For the primary major adverse cardiovascular and cerebrovascular event (all-cause death, myocardial infarction, stroke, and major bleeding) endpoint, no difference was seen in the two DAPT strategies.
A borderline but non-statistically significant reduction was noted in ischemic outcomes (a post-hoc outcome composite of death, myocardial infarction, or stroke) with extended DAPT with no apparent increase in bleeding
The OPTIDUAL trial was designed as a superiority trial, and while it failed to show superiority for extended DAPT, “the results are consistent with the recent findings on ischemic outcomes from the DAPT trial regarding the value of prolonging DAPT after DES placement,” said lead investigator.
“There was no apparent harm, and the post hoc efficacy signal on MACE is consistent with the benefit seen in the DAPT trial. Thus, OPTIDUAL adds to the evidence suggesting benefit to extended DAPT after DES in patients who are event free at 12 months,” concluded the investigator. (5)

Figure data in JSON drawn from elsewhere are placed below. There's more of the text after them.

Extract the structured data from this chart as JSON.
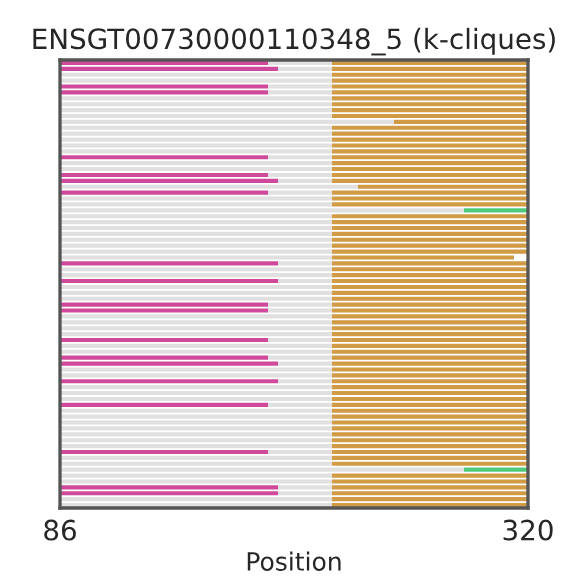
{
  "chart_data": {
    "type": "bar",
    "orientation": "horizontal",
    "title": "ENSGT00730000110348_5 (k-cliques)",
    "xlabel": "Position",
    "categories": [
      null,
      null,
      null,
      null,
      null,
      null,
      null,
      null,
      null,
      null,
      null,
      null,
      null,
      null,
      null,
      null,
      null,
      null,
      null,
      null,
      null,
      null,
      null,
      null,
      null,
      null,
      null,
      null,
      null,
      null,
      null,
      null,
      null,
      null,
      null,
      null,
      null,
      null,
      null,
      null,
      null,
      null,
      null,
      null,
      null,
      null,
      null,
      null,
      null,
      null,
      null,
      null,
      null,
      null,
      null,
      null,
      null,
      null,
      null,
      null,
      null,
      null,
      null,
      null,
      null,
      null,
      null,
      null,
      null,
      null,
      null,
      null,
      null,
      null,
      null,
      null
    ],
    "xlim": [
      86,
      320
    ],
    "xticks": [
      86,
      320
    ],
    "tick_labels": "x",
    "grid": false,
    "legend": false,
    "series": [
      {
        "color": "#e0e0e0",
        "base": [
          190,
          195,
          86,
          86,
          190,
          190,
          86,
          86,
          86,
          86,
          86,
          86,
          86,
          86,
          86,
          86,
          190,
          86,
          86,
          190,
          195,
          86,
          190,
          86,
          86,
          86,
          86,
          86,
          86,
          86,
          86,
          86,
          86,
          86,
          195,
          86,
          86,
          195,
          86,
          86,
          86,
          190,
          190,
          86,
          86,
          86,
          86,
          190,
          86,
          86,
          190,
          195,
          86,
          86,
          195,
          86,
          86,
          86,
          190,
          86,
          86,
          86,
          86,
          86,
          86,
          86,
          190,
          86,
          86,
          86,
          86,
          86,
          195,
          195,
          86,
          86
        ],
        "values": [
          32,
          27,
          136,
          136,
          32,
          32,
          136,
          136,
          136,
          136,
          167,
          136,
          136,
          136,
          136,
          136,
          32,
          136,
          136,
          32,
          27,
          149,
          32,
          136,
          136,
          202,
          136,
          136,
          136,
          136,
          136,
          136,
          136,
          136,
          27,
          136,
          136,
          27,
          136,
          136,
          136,
          32,
          32,
          136,
          136,
          136,
          136,
          32,
          136,
          136,
          32,
          27,
          136,
          136,
          27,
          136,
          136,
          136,
          32,
          136,
          136,
          136,
          136,
          136,
          136,
          136,
          32,
          136,
          136,
          202,
          136,
          136,
          27,
          27,
          136,
          136
        ]
      },
      {
        "color": "#d04a9c",
        "base": [
          86,
          86,
          null,
          null,
          86,
          86,
          null,
          null,
          null,
          null,
          null,
          null,
          null,
          null,
          null,
          null,
          86,
          null,
          null,
          86,
          86,
          null,
          86,
          null,
          null,
          null,
          null,
          null,
          null,
          null,
          null,
          null,
          null,
          null,
          86,
          null,
          null,
          86,
          null,
          null,
          null,
          86,
          86,
          null,
          null,
          null,
          null,
          86,
          null,
          null,
          86,
          86,
          null,
          null,
          86,
          null,
          null,
          null,
          86,
          null,
          null,
          null,
          null,
          null,
          null,
          null,
          86,
          null,
          null,
          null,
          null,
          null,
          86,
          86,
          null,
          null
        ],
        "values": [
          104,
          109,
          null,
          null,
          104,
          104,
          null,
          null,
          null,
          null,
          null,
          null,
          null,
          null,
          null,
          null,
          104,
          null,
          null,
          104,
          109,
          null,
          104,
          null,
          null,
          null,
          null,
          null,
          null,
          null,
          null,
          null,
          null,
          null,
          109,
          null,
          null,
          109,
          null,
          null,
          null,
          104,
          104,
          null,
          null,
          null,
          null,
          104,
          null,
          null,
          104,
          109,
          null,
          null,
          109,
          null,
          null,
          null,
          104,
          null,
          null,
          null,
          null,
          null,
          null,
          null,
          104,
          null,
          null,
          null,
          null,
          null,
          109,
          109,
          null,
          null
        ]
      },
      {
        "color": "#d19a45",
        "base": [
          222,
          222,
          222,
          222,
          222,
          222,
          222,
          222,
          222,
          222,
          253,
          222,
          222,
          222,
          222,
          222,
          222,
          222,
          222,
          222,
          222,
          235,
          222,
          222,
          222,
          null,
          222,
          222,
          222,
          222,
          222,
          222,
          222,
          222,
          222,
          222,
          222,
          222,
          222,
          222,
          222,
          222,
          222,
          222,
          222,
          222,
          222,
          222,
          222,
          222,
          222,
          222,
          222,
          222,
          222,
          222,
          222,
          222,
          222,
          222,
          222,
          222,
          222,
          222,
          222,
          222,
          222,
          222,
          222,
          null,
          222,
          222,
          222,
          222,
          222,
          222
        ],
        "values": [
          98,
          98,
          98,
          98,
          98,
          98,
          98,
          98,
          98,
          98,
          67,
          98,
          98,
          98,
          98,
          98,
          98,
          98,
          98,
          98,
          98,
          85,
          98,
          98,
          98,
          null,
          98,
          98,
          98,
          98,
          98,
          98,
          98,
          91,
          98,
          98,
          98,
          98,
          98,
          98,
          98,
          98,
          98,
          98,
          98,
          98,
          98,
          98,
          98,
          98,
          98,
          98,
          98,
          98,
          98,
          98,
          98,
          98,
          98,
          98,
          98,
          98,
          98,
          98,
          98,
          98,
          98,
          98,
          98,
          null,
          98,
          98,
          98,
          98,
          98,
          98
        ]
      },
      {
        "color": "#4ec97b",
        "base": [
          null,
          null,
          null,
          null,
          null,
          null,
          null,
          null,
          null,
          null,
          null,
          null,
          null,
          null,
          null,
          null,
          null,
          null,
          null,
          null,
          null,
          null,
          null,
          null,
          null,
          288,
          null,
          null,
          null,
          null,
          null,
          null,
          null,
          null,
          null,
          null,
          null,
          null,
          null,
          null,
          null,
          null,
          null,
          null,
          null,
          null,
          null,
          null,
          null,
          null,
          null,
          null,
          null,
          null,
          null,
          null,
          null,
          null,
          null,
          null,
          null,
          null,
          null,
          null,
          null,
          null,
          null,
          null,
          null,
          288,
          null,
          null,
          null,
          null,
          null,
          null
        ],
        "values": [
          null,
          null,
          null,
          null,
          null,
          null,
          null,
          null,
          null,
          null,
          null,
          null,
          null,
          null,
          null,
          null,
          null,
          null,
          null,
          null,
          null,
          null,
          null,
          null,
          null,
          32,
          null,
          null,
          null,
          null,
          null,
          null,
          null,
          null,
          null,
          null,
          null,
          null,
          null,
          null,
          null,
          null,
          null,
          null,
          null,
          null,
          null,
          null,
          null,
          null,
          null,
          null,
          null,
          null,
          null,
          null,
          null,
          null,
          null,
          null,
          null,
          null,
          null,
          null,
          null,
          null,
          null,
          null,
          null,
          32,
          null,
          null,
          null,
          null,
          null,
          null
        ]
      }
    ]
  }
}
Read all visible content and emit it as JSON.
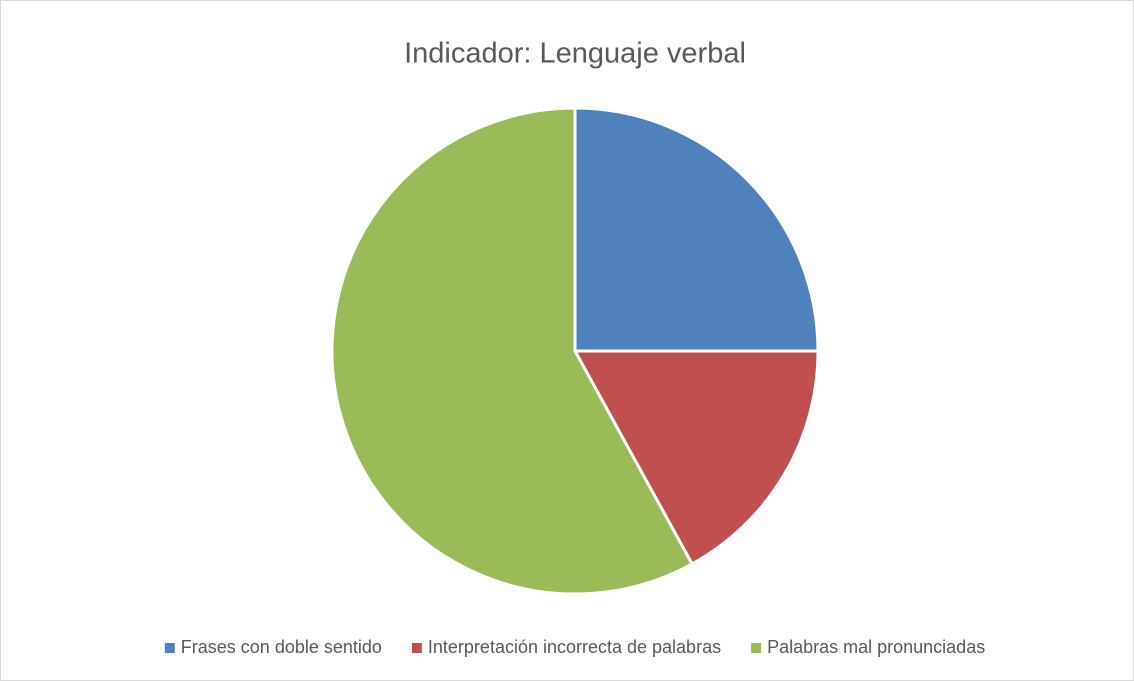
{
  "chart_data": {
    "type": "pie",
    "title": "Indicador: Lenguaje verbal",
    "categories": [
      "Frases con doble sentido",
      "Interpretación incorrecta de palabras",
      "Palabras mal pronunciadas"
    ],
    "values": [
      25,
      17,
      58
    ],
    "colors": [
      "#4f81bd",
      "#c0504d",
      "#9bbb59"
    ],
    "legend": "bottom"
  }
}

(1) a) M. Sabatine, Presenter.: Late-Breaking Clinical Trial: Effect of the PCSK9 Inhibitor Evolocumab on Cardiovascular Outcomes. ACC 2015 15 Mar 2015
b) MS Sabatine, RP Giugliano, SD Wiviott, et al.: Efficacy and safety of evolocumab in reducing lipids and CV outcomes. N Engl J Med. 15 Mar 201. Published online
(2) B Williams, Presenter: The principal results of the Prevention and Treatment of Hypertension With Algorithm-Based Therapy (PATHWAY): Optimal treatment of drug-resistant hypertension European Society of Cardiology Congress, 2015 Late Breaking Clinical Trial presentation 31 Aug 2015.
(3) M Brown, Presenter, A Coca, Discussant : Principal results from the Prevention and Treatment of Hypertension With Algorithm based Therapy (PATHWAY): comparison of single and combination diuretics in essential hypertension – PATHWAY 3. European Society of Cardiology Congress, 2015 Late Breaking Clinical Trial presentation 31 Aug 2015.

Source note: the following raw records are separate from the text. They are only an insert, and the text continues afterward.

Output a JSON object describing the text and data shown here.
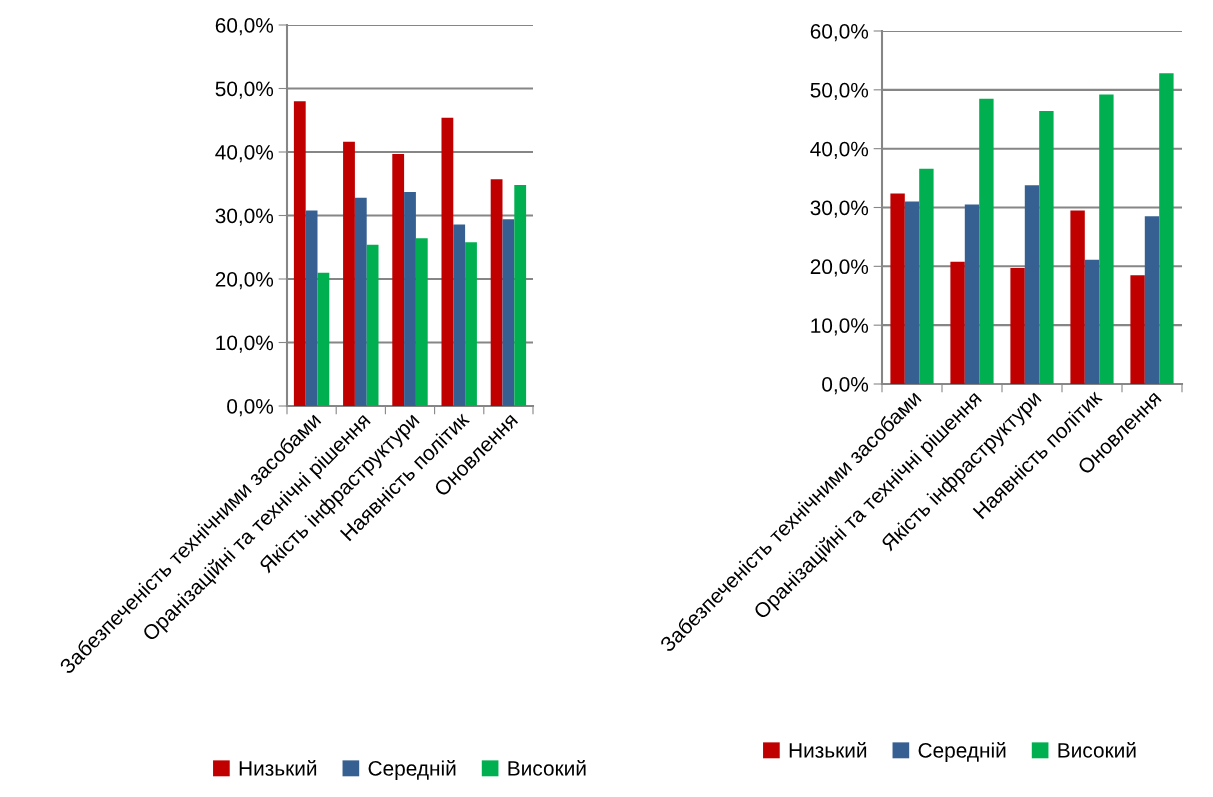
{
  "chart_data": [
    {
      "type": "bar",
      "categories": [
        "Забезпеченість технічними засобами",
        "Оранізаційні та технічні рішення",
        "Якість інфраструктури",
        "Наявність політик",
        "Оновлення"
      ],
      "series": [
        {
          "name": "Низький",
          "color": "#c00000",
          "values": [
            48.0,
            41.6,
            39.7,
            45.4,
            35.7
          ]
        },
        {
          "name": "Середній",
          "color": "#376092",
          "values": [
            30.8,
            32.8,
            33.7,
            28.6,
            29.4
          ]
        },
        {
          "name": "Високий",
          "color": "#00b050",
          "values": [
            21.0,
            25.4,
            26.4,
            25.8,
            34.8
          ]
        }
      ],
      "ylim": [
        0,
        60
      ],
      "yticks": [
        {
          "value": 0,
          "label": "0,0%"
        },
        {
          "value": 10,
          "label": "10,0%"
        },
        {
          "value": 20,
          "label": "20,0%"
        },
        {
          "value": 30,
          "label": "30,0%"
        },
        {
          "value": 40,
          "label": "40,0%"
        },
        {
          "value": 50,
          "label": "50,0%"
        },
        {
          "value": 60,
          "label": "60,0%"
        }
      ],
      "grid": "y",
      "legend": "bottom"
    },
    {
      "type": "bar",
      "categories": [
        "Забезпеченість технічними засобами",
        "Оранізаційні та технічні рішення",
        "Якість інфраструктури",
        "Наявність політик",
        "Оновлення"
      ],
      "series": [
        {
          "name": "Низький",
          "color": "#c00000",
          "values": [
            32.4,
            20.8,
            19.7,
            29.5,
            18.5
          ]
        },
        {
          "name": "Середній",
          "color": "#376092",
          "values": [
            31.0,
            30.5,
            33.8,
            21.1,
            28.5
          ]
        },
        {
          "name": "Високий",
          "color": "#00b050",
          "values": [
            36.6,
            48.5,
            46.4,
            49.2,
            52.8
          ]
        }
      ],
      "ylim": [
        0,
        60
      ],
      "yticks": [
        {
          "value": 0,
          "label": "0,0%"
        },
        {
          "value": 10,
          "label": "10,0%"
        },
        {
          "value": 20,
          "label": "20,0%"
        },
        {
          "value": 30,
          "label": "30,0%"
        },
        {
          "value": 40,
          "label": "40,0%"
        },
        {
          "value": 50,
          "label": "50,0%"
        },
        {
          "value": 60,
          "label": "60,0%"
        }
      ],
      "grid": "y",
      "legend": "bottom"
    }
  ]
}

(4) a)SE Inzucchi, Presenter : Empagliflozin and cardiovascular outcomes in patients with type 2 diabetes mellitus at high cardiovascular risk. AHA 2015, Late Breaking Clinical Trial presentation 9 Nov 2015.
b) B Zinman, C Wanner, JM Lachin, et al. : Empagliflozin, cardiovascular outcomes, and mortality in type 2 diabetes. N Engl J Med. Sept 17, 2015. Published online ahead of print. 26378978
(5) G Helft, Presenter: OPTIDUAL: 12 vs. 48 months of clopidogrel after drug-eluting stent placement. European Society of Cardiology Congress, 2015 Late Breaking Clinical Trial presentation 31 Aug 2015.